Melalui integrasi SJUT, seluruh kabel fiber optik akan tersimpan aman di dalam koridor bawah tanah yang terproteksi dari faktor cuaca, risiko kebakaran, maupun kecelakaan lalu lintas. Selain itu, sistem ducting bersama ini meminimalisasi pembongkaran trotoar berulang kali di masa depan setiap kali ada pemasangan jaringan baru.
- Peningkatan Keamanan: Menghilangkan risiko kabel putus atau tersangkut kendaraan bertonase tinggi.
- Perbaikan Estetika Lanskap: Mengembalikan fungsi visual tata kota Jakarta yang bersih dan modern tanpa tiang penyangga liar.
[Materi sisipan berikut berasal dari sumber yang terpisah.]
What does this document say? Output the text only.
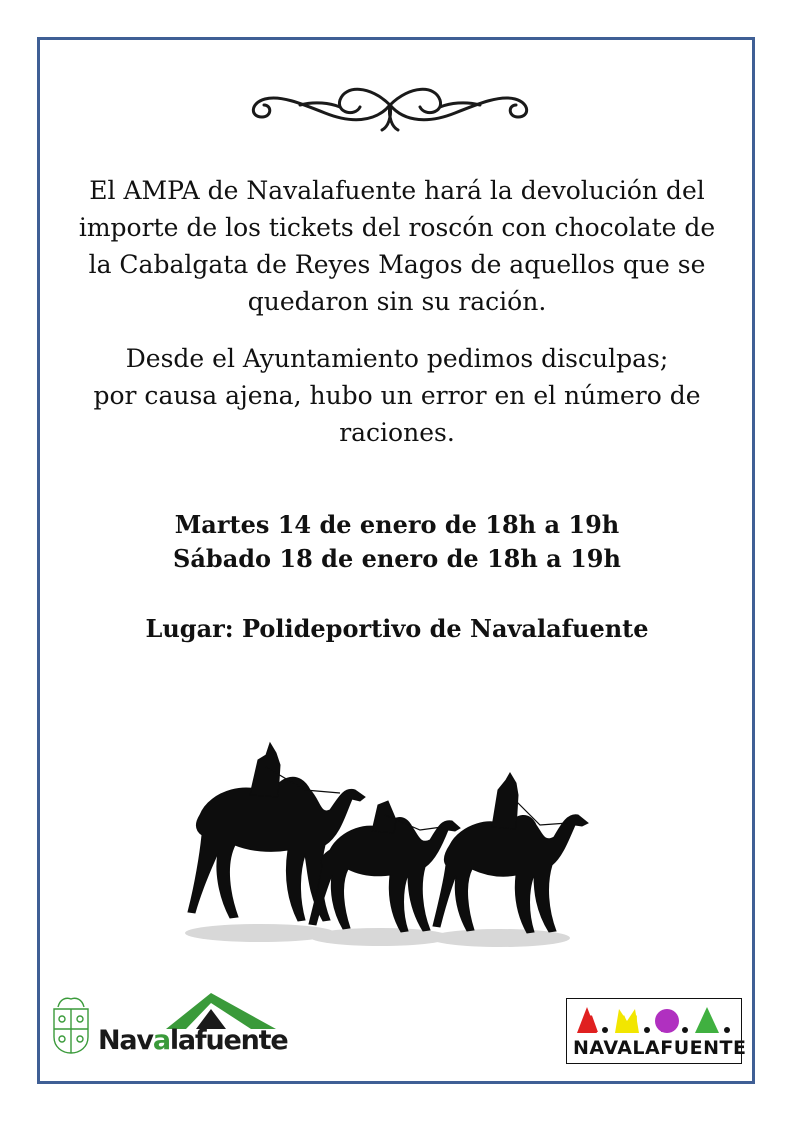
El AMPA de Navalafuente hará la devolución del
importe de los tickets del roscón con chocolate de
la Cabalgata de Reyes Magos de aquellos que se
quedaron sin su ración.
Desde el Ayuntamiento pedimos disculpas;
por causa ajena, hubo un error en el número de
raciones.
Martes 14 de enero de 18h a 19h
Sábado 18 de enero de 18h a 19h
Lugar: Polideportivo de Navalafuente
Navalafuente	A M P A
NAVALAFUENTE
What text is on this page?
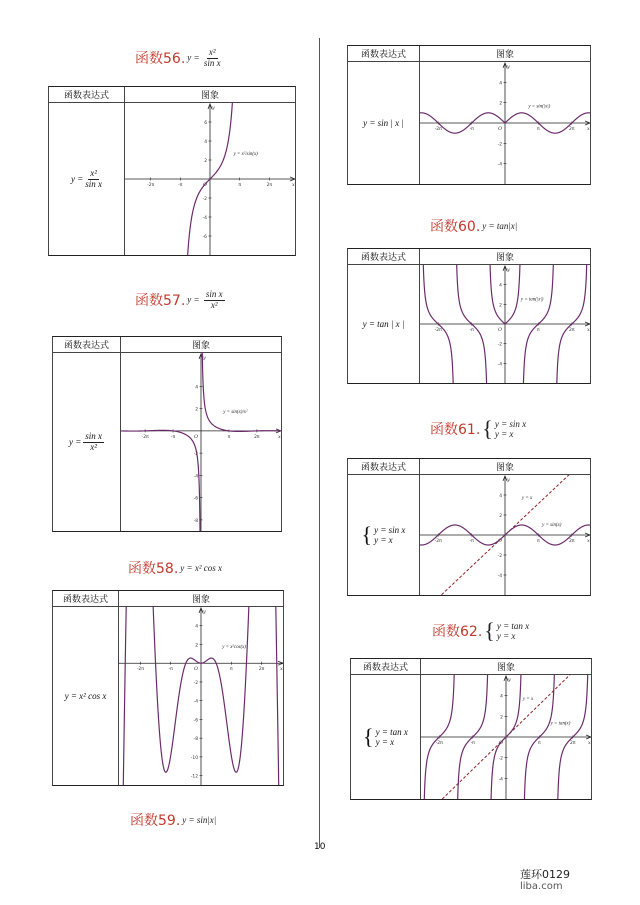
函数56. $y = \frac{\text{x²}}{\text{sin x}}$
函数表达式	图象
y =
x²
sin x
6
4
2
-2
-4
-6
-2π	-π	π	2π
O	x
y
y = x²/sin(x)
函数57. $y = \frac{\text{sin x}}{\text{x²}}$
函数表达式	图象
y =
sin x
x²
4
2
-2
-4
-6
-8
-2π	-π	π	2π
O	x
y
y = sin(x)/x²
函数58. y = x² cos x
函数表达式	图象
y = x² cos x
4
2
-2
-4
-6
-8
-10
-12
-2π	-π	π	2π
O	x
y
y = x²cos(x)
函数59. y = sin|x|
函数表达式	图象
y = sin | x |
4
2
-2
-4
-2π	-π	π	2π
O	x
y
y = sin(|x|)
函数60. y = tan|x|
函数表达式	图象
y = tan | x |
4
2
-2
-4
-2π	-π	π	2π
O	x
y
y = tan(|x|)
函数61. { y = sin x
y = x
函数表达式	图象
{ y = sin x
y = x
4
2
-2
-4
-2π	-π	π	2π
O	x
y
y = x
y = sin(x)
函数62. { y = tan x
y = x
函数表达式	图象
{ y = tan x
y = x
4
2
-2
-4
-2π	-π	π	2π
O	x
y
y = x
y = tan(x)
10
莲环0129
liba.com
- Kemudahan Pemeliharaan: Operator utilitas dapat melakukan perbaikan atau ekspansi jaringan melalui ruang manhole khusus tanpa merusak badan jalan atau pedestrian.
Sinergi Lintas Sektor untuk Percepatan Target 5 Tahun
Guna merealisasikan target ambisius bebas kabel udara pada 2030, Pemprov DKI Jakarta mengedepankan kolaborasi intensif dengan Asosiasi Penyelenggara Jaringan Telekomunikasi (Apjatel), PLN, serta operator swasta lainnya. Regulasi yang ketat dan sanksi administratif akan diberlakukan bagi pihak yang tidak mematuhi jadwal relokasi jaringan.
Pramono Anung optimis bahwa dengan koordinasi antarlembaga yang solid dan pengawasan proyek yang konsisten di lapangan, transformasi Jakarta menuju kota global yang rapi, aman, dan ramah lingkungan dapat tercapai sesuai dengan jadwal yang telah ditetapkan.